I don’t think this is axiomatic. I don't think we need to live in this world. I believe in a world where models don't have amnesia but get better at every attempt of the tasks they're doing. Where your model learns that when customer Sarah from Toledo mentions "the usual," she means product SKU-4829. Where error rates drop by 73% after three months of continuous learning. Where you can run your model on even a single GPU (although of course you can up this if you like). Importantly, where you can choose exactly what point on the Pareto frontier of cost/latency vs performance you’d like to be on, and rest assured that you are indeed on the Pareto frontier.
The big generalist models will always thrive in the chatbot world; no argument there. But we're now seeing companies doing real, specific tasks. Clinical scribes that need to understand medical terminology, not ancient Greek. Insurance policy selectors that need to master state regulations, not constitutional law. Customer service agents that need to know your product inside out, not every product ever made.
That's what we build at Parsed. We eval your task, we optimise your very own model for it, and we host it with continual learning. One of our clients reduced their monthly AI spend by over 50% while improving accuracy by 64%. Another finally solved their hallucination problem after nine months of prompt engineering. It turns out when you train a model exclusively on insurance policies, it stops making up coverage that doesn't exist.
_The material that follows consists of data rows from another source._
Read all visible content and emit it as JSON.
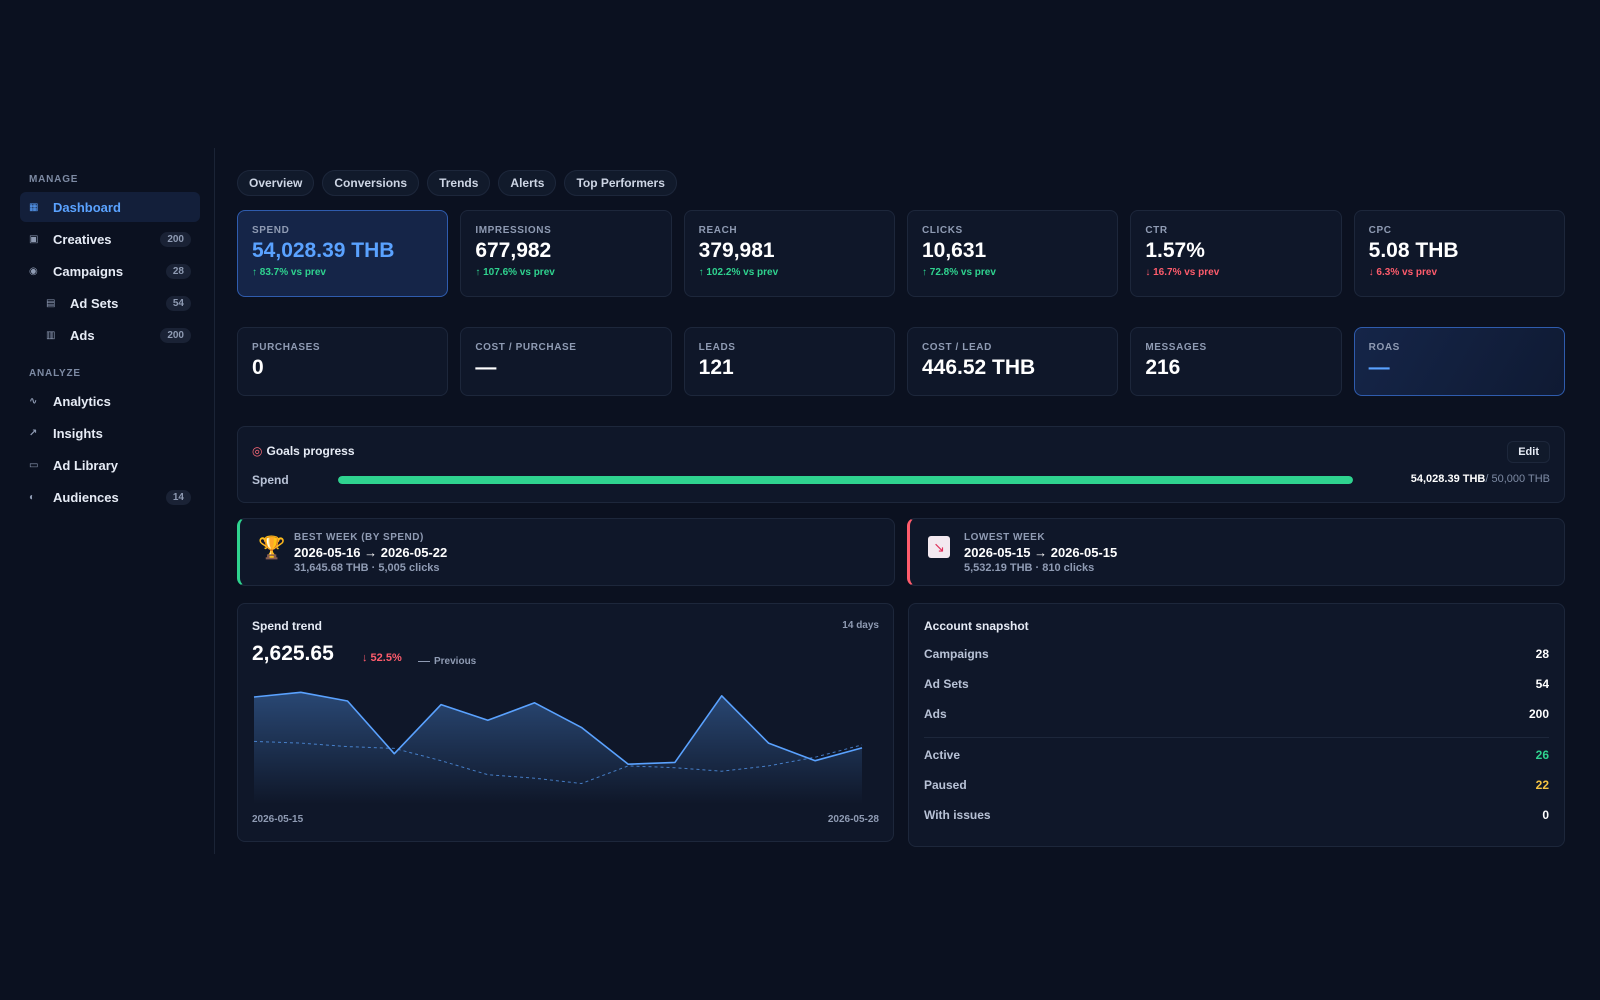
{
  "sidebar": {
    "sections": [
      {
        "title": "MANAGE"
      },
      {
        "title": "ANALYZE"
      }
    ],
    "items": [
      {
        "label": "Dashboard",
        "icon": "grid-icon",
        "glyph": "▦",
        "badge": ""
      },
      {
        "label": "Creatives",
        "icon": "image-icon",
        "glyph": "▣",
        "badge": "200"
      },
      {
        "label": "Campaigns",
        "icon": "target-icon",
        "glyph": "◉",
        "badge": "28"
      },
      {
        "label": "Ad Sets",
        "icon": "layers-icon",
        "glyph": "▤",
        "badge": "54"
      },
      {
        "label": "Ads",
        "icon": "table-icon",
        "glyph": "▥",
        "badge": "200"
      },
      {
        "label": "Analytics",
        "icon": "wave-icon",
        "glyph": "∿",
        "badge": ""
      },
      {
        "label": "Insights",
        "icon": "arrow-up-right-icon",
        "glyph": "↗",
        "badge": ""
      },
      {
        "label": "Ad Library",
        "icon": "monitor-icon",
        "glyph": "▭",
        "badge": ""
      },
      {
        "label": "Audiences",
        "icon": "half-circle-icon",
        "glyph": "◐",
        "badge": "14"
      }
    ]
  },
  "tabs": [
    "Overview",
    "Conversions",
    "Trends",
    "Alerts",
    "Top Performers"
  ],
  "kpis_row1": [
    {
      "label": "SPEND",
      "value": "54,028.39 THB",
      "delta": "↑ 83.7% vs prev",
      "dir": "up"
    },
    {
      "label": "IMPRESSIONS",
      "value": "677,982",
      "delta": "↑ 107.6% vs prev",
      "dir": "up"
    },
    {
      "label": "REACH",
      "value": "379,981",
      "delta": "↑ 102.2% vs prev",
      "dir": "up"
    },
    {
      "label": "CLICKS",
      "value": "10,631",
      "delta": "↑ 72.8% vs prev",
      "dir": "up"
    },
    {
      "label": "CTR",
      "value": "1.57%",
      "delta": "↓ 16.7% vs prev",
      "dir": "down"
    },
    {
      "label": "CPC",
      "value": "5.08 THB",
      "delta": "↓ 6.3% vs prev",
      "dir": "down"
    }
  ],
  "kpis_row2": [
    {
      "label": "PURCHASES",
      "value": "0"
    },
    {
      "label": "COST / PURCHASE",
      "value": "—"
    },
    {
      "label": "LEADS",
      "value": "121"
    },
    {
      "label": "COST / LEAD",
      "value": "446.52 THB"
    },
    {
      "label": "MESSAGES",
      "value": "216"
    },
    {
      "label": "ROAS",
      "value": "—"
    }
  ],
  "goals": {
    "icon_glyph": "◎",
    "title": "Goals progress",
    "edit_label": "Edit",
    "goal_label": "Spend",
    "current": "54,028.39 THB",
    "target": "/ 50,000 THB",
    "progress_percent": 100,
    "bar_color": "#2fd38f"
  },
  "best_week": {
    "icon_glyph": "🏆",
    "label": "BEST WEEK (BY SPEND)",
    "range": "2026-05-16 → 2026-05-22",
    "sub": "31,645.68 THB · 5,005 clicks"
  },
  "lowest_week": {
    "icon_glyph": "📉",
    "label": "LOWEST WEEK",
    "range": "2026-05-15 → 2026-05-15",
    "sub": "5,532.19 THB · 810 clicks"
  },
  "spend_trend": {
    "title": "Spend trend",
    "period": "14 days",
    "value": "2,625.65",
    "delta": "↓ 52.5%",
    "legend_previous": "Previous",
    "x_start": "2026-05-15",
    "x_end": "2026-05-28"
  },
  "chart_data": {
    "type": "line",
    "x": [
      "2026-05-15",
      "2026-05-16",
      "2026-05-17",
      "2026-05-18",
      "2026-05-19",
      "2026-05-20",
      "2026-05-21",
      "2026-05-22",
      "2026-05-23",
      "2026-05-24",
      "2026-05-25",
      "2026-05-26",
      "2026-05-27",
      "2026-05-28"
    ],
    "series": [
      {
        "name": "",
        "values": [
          5530,
          5800,
          5300,
          2300,
          5100,
          4200,
          5200,
          3800,
          1700,
          1800,
          5600,
          2900,
          1900,
          2626
        ],
        "color": "#5aa2ff",
        "style": "solid",
        "fill": true
      },
      {
        "name": "Previous",
        "values": [
          3000,
          2900,
          2700,
          2600,
          1900,
          1100,
          900,
          600,
          1600,
          1500,
          1300,
          1600,
          2100,
          2800
        ],
        "color": "#5aa2ff",
        "style": "dashed",
        "fill": false
      }
    ],
    "ylim": [
      0,
      6500
    ],
    "grid": false,
    "legend": "top-left"
  },
  "snapshot": {
    "title": "Account snapshot",
    "rows": [
      {
        "label": "Campaigns",
        "value": "28"
      },
      {
        "label": "Ad Sets",
        "value": "54"
      },
      {
        "label": "Ads",
        "value": "200"
      },
      {
        "label": "Active",
        "value": "26"
      },
      {
        "label": "Paused",
        "value": "22"
      },
      {
        "label": "With issues",
        "value": "0"
      }
    ]
  }
}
There's only so much differentiation you can get from your competitors by constructing a better prompt. They can copy your prompt in an afternoon. But a model that's been learning from your specific use case for six months, and that's been optimised on your actual customer interactions, well, that’s a real moat.
The future isn't one massive intern that forgets everything between conversations. It's a team of specialists who remember, who learn, who get better at their jobs every single day. While everyone else is still explaining the same task to their amnesiac genius for the thousandth time, your model will have already mastered it, improved on it, and moved on to solving problems you haven't even thought of yet. That’s an actual competitive advantage.
Stop paying for Shakespeare when you need spreadsheets. Let's build something that actually learns.